Forest Products Industry News
• Georgia-Pacific plans to buy Fort James in a $7.5 billion cash and stock deal that would create the world’s largest manufacturer of tissue. The combined company would have about $25 billion in annual sales.
Georgia-Pacific would divest 250,000 tons of tissue capacity to avoid potential Justice Department objections. It also would divest some commodity operations to raise cash.
Georgia-Pacific has been adding steadily to its portfolio of retail and away-from-home papers — tissues, napkins, and other products used in businesses and restaurants.
• Bowater, North America’s largest newsprint producer, will acquire the Newsprint South mill in Grenada, Miss. for $370 million in cash. Under the terms of the deal, Bowater will assume $8.9 million in debt. The mill has a production capacity of 250,000 metric tons of newsprint annually.
• Forestry workers and sawmills in northern British Columbia reached a tentative agreement on a new contract, but thousands of other workers in the coastal region still were out on strike.
A new, three-year contract between the Industrial, Wood and Allied Workers union and the northern employers’ bargaining association included raises of 2% each year.
The new agreement was similar to one that was reached earlier between the union and Canfor Corp., which bargained independently from the other northern producers.

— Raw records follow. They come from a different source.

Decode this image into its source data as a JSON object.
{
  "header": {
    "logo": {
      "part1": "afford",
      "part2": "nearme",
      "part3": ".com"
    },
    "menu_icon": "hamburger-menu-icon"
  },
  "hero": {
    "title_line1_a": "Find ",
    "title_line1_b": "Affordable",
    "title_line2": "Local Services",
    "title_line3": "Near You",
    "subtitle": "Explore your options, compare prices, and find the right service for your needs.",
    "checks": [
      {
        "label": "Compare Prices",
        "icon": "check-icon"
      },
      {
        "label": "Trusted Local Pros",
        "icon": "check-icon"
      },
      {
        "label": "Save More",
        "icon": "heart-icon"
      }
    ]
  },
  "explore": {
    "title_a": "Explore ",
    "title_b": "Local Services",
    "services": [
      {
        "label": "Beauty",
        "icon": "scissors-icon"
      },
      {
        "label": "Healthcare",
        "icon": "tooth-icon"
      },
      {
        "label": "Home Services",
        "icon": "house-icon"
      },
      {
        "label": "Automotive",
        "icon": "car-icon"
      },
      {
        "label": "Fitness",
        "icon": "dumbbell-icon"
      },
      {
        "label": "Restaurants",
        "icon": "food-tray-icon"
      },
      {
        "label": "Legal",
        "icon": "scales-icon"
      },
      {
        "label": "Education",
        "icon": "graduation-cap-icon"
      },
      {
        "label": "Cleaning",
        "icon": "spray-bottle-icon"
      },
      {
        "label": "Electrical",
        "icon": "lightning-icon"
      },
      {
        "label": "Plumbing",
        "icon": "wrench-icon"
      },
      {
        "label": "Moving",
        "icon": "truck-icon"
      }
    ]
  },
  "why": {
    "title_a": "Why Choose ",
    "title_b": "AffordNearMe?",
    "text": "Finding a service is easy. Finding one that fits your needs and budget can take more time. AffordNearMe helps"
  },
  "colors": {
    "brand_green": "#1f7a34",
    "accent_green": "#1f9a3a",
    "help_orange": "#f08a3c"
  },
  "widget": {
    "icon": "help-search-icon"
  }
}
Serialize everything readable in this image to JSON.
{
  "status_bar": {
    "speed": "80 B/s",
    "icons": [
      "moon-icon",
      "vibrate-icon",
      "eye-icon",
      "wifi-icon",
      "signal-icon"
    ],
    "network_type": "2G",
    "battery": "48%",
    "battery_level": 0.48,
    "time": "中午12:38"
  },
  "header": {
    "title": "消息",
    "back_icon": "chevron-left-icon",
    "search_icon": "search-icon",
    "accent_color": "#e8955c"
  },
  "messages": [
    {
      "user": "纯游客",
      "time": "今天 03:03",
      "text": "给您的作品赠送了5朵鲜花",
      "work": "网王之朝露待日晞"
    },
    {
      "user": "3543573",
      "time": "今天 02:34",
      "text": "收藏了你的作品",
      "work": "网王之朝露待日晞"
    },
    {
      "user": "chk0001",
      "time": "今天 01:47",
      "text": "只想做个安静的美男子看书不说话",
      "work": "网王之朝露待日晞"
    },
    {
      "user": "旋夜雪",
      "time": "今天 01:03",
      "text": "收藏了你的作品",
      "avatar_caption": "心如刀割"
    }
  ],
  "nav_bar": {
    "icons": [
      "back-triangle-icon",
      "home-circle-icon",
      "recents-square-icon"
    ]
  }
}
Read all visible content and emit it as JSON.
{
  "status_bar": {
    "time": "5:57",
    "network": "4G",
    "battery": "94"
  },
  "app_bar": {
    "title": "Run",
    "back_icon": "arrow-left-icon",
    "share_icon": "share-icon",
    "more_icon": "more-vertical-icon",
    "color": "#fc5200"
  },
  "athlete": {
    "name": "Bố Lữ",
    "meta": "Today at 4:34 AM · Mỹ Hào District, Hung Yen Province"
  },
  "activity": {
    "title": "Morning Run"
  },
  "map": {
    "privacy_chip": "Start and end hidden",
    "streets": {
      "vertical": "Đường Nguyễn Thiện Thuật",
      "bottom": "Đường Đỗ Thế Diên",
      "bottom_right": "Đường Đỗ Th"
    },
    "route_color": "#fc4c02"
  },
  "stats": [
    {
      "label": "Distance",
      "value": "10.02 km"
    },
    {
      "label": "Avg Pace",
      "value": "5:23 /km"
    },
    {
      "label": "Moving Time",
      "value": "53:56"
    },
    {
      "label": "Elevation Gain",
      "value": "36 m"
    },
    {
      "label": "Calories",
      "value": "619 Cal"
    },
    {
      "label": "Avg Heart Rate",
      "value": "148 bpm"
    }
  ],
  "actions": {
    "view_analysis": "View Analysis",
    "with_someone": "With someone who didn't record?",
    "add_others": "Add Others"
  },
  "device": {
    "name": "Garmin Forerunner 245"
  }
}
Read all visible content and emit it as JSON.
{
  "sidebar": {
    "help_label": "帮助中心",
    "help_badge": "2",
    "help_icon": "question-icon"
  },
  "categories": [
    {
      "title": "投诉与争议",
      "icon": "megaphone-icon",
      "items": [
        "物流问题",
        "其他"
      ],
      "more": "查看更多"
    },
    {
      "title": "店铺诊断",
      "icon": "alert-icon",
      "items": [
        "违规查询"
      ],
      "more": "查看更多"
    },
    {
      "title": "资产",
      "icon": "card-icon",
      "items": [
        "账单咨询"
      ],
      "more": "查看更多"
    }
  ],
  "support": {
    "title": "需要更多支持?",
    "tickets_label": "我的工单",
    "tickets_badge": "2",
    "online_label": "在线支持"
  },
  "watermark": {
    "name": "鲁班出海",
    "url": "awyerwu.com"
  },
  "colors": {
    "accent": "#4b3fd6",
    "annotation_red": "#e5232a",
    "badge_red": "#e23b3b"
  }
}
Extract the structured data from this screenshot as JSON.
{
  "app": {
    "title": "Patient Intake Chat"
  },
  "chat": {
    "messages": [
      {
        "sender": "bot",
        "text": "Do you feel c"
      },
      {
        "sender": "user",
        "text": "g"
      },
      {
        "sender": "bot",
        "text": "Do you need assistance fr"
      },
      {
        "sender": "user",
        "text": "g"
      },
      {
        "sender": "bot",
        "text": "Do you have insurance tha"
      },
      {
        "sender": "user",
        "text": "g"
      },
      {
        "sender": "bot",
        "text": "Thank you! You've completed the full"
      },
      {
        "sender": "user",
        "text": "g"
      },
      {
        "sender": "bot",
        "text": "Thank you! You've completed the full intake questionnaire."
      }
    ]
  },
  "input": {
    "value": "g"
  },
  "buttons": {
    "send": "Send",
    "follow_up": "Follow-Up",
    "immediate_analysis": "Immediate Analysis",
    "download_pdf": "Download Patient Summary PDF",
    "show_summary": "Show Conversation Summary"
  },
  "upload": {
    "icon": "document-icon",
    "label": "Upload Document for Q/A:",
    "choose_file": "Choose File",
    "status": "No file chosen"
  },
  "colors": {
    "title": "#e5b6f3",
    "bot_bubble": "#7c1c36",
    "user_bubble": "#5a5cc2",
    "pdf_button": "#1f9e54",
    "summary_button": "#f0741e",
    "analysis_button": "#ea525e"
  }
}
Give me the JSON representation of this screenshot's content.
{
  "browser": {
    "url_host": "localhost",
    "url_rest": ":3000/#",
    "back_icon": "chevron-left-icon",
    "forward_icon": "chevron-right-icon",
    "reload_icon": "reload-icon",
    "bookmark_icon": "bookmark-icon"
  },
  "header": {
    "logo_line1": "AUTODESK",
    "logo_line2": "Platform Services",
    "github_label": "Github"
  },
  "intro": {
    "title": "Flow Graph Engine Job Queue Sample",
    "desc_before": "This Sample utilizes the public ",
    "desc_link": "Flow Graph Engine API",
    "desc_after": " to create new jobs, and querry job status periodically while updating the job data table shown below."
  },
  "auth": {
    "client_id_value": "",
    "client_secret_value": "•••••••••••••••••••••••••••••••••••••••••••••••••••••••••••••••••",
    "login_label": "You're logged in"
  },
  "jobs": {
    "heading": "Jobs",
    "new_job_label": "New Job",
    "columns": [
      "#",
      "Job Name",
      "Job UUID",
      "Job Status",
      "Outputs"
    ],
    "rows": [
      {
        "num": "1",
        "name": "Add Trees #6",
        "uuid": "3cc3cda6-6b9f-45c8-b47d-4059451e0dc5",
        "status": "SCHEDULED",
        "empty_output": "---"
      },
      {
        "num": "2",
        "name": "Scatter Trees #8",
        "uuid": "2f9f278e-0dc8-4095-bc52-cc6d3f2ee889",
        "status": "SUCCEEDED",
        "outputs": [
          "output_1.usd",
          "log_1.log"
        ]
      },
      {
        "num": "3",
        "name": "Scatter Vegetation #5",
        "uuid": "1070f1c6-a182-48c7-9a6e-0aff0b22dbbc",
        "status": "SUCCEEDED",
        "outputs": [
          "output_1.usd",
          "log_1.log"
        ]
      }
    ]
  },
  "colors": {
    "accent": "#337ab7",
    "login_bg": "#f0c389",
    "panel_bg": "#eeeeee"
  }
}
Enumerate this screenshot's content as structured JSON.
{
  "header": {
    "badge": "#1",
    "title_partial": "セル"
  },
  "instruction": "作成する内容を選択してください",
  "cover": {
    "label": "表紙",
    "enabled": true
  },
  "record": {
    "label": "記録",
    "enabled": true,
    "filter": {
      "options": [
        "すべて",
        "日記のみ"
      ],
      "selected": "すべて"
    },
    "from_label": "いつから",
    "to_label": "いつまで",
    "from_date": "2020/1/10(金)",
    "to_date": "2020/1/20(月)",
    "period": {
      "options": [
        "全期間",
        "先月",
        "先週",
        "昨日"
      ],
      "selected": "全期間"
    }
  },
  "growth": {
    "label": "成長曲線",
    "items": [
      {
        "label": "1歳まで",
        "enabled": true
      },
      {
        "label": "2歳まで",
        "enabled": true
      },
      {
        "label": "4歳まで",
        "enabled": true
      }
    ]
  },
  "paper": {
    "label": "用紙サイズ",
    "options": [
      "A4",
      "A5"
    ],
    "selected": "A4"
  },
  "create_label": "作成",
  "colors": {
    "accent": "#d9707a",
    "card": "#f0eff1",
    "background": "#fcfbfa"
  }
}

The two new pacts should lay the groundwork for resolving disputes with other employers in the coastal and interior regions of the province, the union said.
• One-fourth of the members of the U.S. Senate have called on U.S. trade officials to negotiate for an end to Canadian subsidies to the forest products industry, according to the Coalition for Fair Lumber Imports.
In a letter to the trade officials, senators asked for a report on plans for renegotiating the U.S.-Canadian Softwood Lumber Agreement. They called for “competitive bidding for timber in Canada.”
• Enron North America Corp. plans to buy Garden State Paper Co. for $72 million. Garden State, a subsidiary of Media General, is a recycled newsprint mill in Garfield, N.J.
Enron, a global leader in electricity, natural gas and communications, launched a pulp and paper business in 1998 and provides risk management services to buyers and sellers of pulp and paper products.
• Weyerhaeuser earned an ‘Outstanding Sponsor Achievement’ award from the National Association of Resource Conservation and Development Councils. The award cited Weyerhaeuser’s Oklahoma operations for contributing to the community’s quality of life.
Weyerhaeuser has contributed to public schools, hospitals, libraries, volunteer fire departments, and more, and also donated land to wilderness areas.
• The U.S. Forest Service reversed a decision to log and burn thousands of acres in Idaho between the Lochsa River and the historic Lewis and Clark Trail. An appeal officer stopped the project because of ambiguities in the plan concerning road obliteration and the potential release of sediment into streams.
Environmentalists hailed the decision, although Forest Service officials said they would respond quickly to correct the problems and resubmit the plan.
• Three entertainers made big donations so the Sierra Club and another environmental group could post a $250,000 bond required to block logging of redwoods in Headwater Forest in California. The groups got big contributions from actor James Garner and singers Bonnie Raitt and Don Henley.
A judge had required the bond to offset income losses that may be suffered by Pacific Lumber Co., which is seeking to log about half the 1,000-acre tract.
• Plum Creek Timber Co. plans to buy the timberlands spin-off of Georgia-Pacific in a $3 billion stock transaction. The deal will make Plum Creek the second-largest owner of private timberland.
With the acquisition, Plum Creek will hold 7.9 million acres in 19 states stretching from the Pacific Northwest to the Southeast and New England. Plum Creek will remain based in Seattle.